文書でたどるチャンドラーの転落、写真13点
フォトギャラリーはこちら(PHOTOGRAPH BY MARK THIESSEN)

“宣伝の天才”ゲッベルスを上回った賛辞

 放送開始から1カ月後、チャンドラーはラジオで自分の本名を明かし、さらにナショナル ジオグラフィックの名前を10回近く出した。そのとたんに、ラジオを聴いた読者からワシントンD.C.のナショジオ本部に問い合わせが殺到した。ナショジオ誌の副編集長だったジョン・オリバー・ラゴースは、その手紙の多くへ個人的に返事を書いた。

 また、「米国最悪の反逆者(America’s No. 1 Traitor)」と題されたある社説の中で、チャンドラーの元友人のアルバート・A・ブラントは「ナチスの正当性、栄光、無敵さへダグラス・チャンドラーが送った賛辞は、ゲッベルスをも上回った」と書いている。

 米国で大変な騒ぎとなっていた頃、チャンドラーはベルリンでの不遇に惨めな思いを抱いていた。ノイローゼと不眠症に悩まされ、表向きはそんなそぶりは見せなかったものの、裏では酒を浴びるように飲んでいた。ラジオ収録のたびに体調が悪くなったと、本人は後に書いている。

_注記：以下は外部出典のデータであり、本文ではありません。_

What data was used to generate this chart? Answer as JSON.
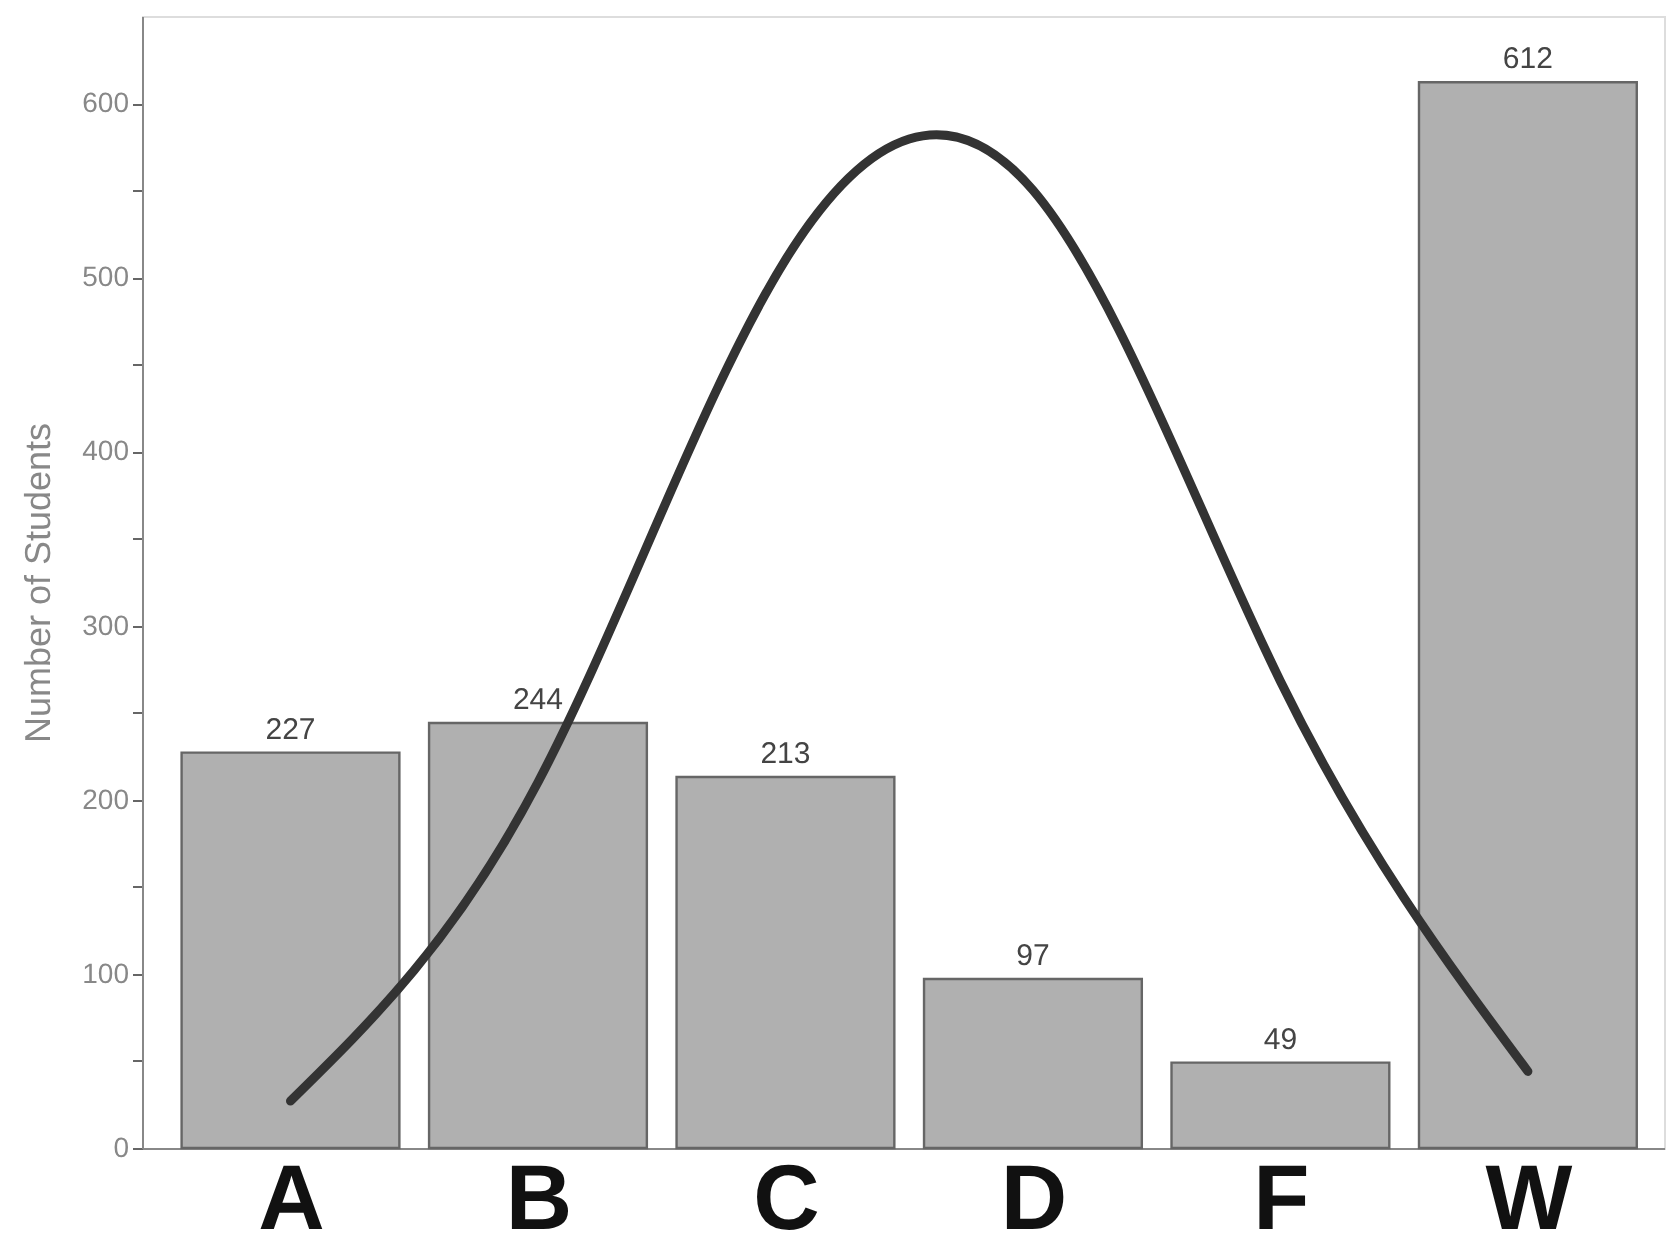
{
  "chart_data": {
    "type": "bar",
    "ylabel": "Number of Students",
    "categories": [
      "A",
      "B",
      "C",
      "D",
      "F",
      "W"
    ],
    "ylim": [
      0,
      650
    ],
    "yticks": [
      0,
      {
        "value": 50,
        "label": null
      },
      100,
      {
        "value": 150,
        "label": null
      },
      200,
      {
        "value": 250,
        "label": null
      },
      300,
      {
        "value": 350,
        "label": null
      },
      400,
      {
        "value": 450,
        "label": null
      },
      500,
      {
        "value": 550,
        "label": null
      },
      600
    ],
    "grid": false,
    "series": [
      {
        "color": "#b0b0b0",
        "values": [
          227,
          244,
          213,
          97,
          49,
          612
        ],
        "value_labels": [
          "227",
          "244",
          "213",
          "97",
          "49",
          "612"
        ]
      },
      {
        "type": "line",
        "color": "#333333",
        "line_style": "solid",
        "marker": "none",
        "values": [
          27,
          210,
          510,
          550,
          268,
          44
        ]
      }
    ]
  }
}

「1時間も経たないうちに緊張のあまりみぞおちの辺りが激しく痛み出し、毎日のようにひどい下痢に襲われた」

 上司に対しても延々と不平を並べたてた。宣伝省が自分のためにアパートを探す手伝いもせず、まともな仕事部屋も与えられなかったことも不満だった。番組の音楽、他のアナウンサーたち、何を言うべきか指図されること等々、彼にはとにかく全てが気に入らなかった。やがて上層部は彼を停職処分とし、法的措置をも辞さないと脅しをかけてきた。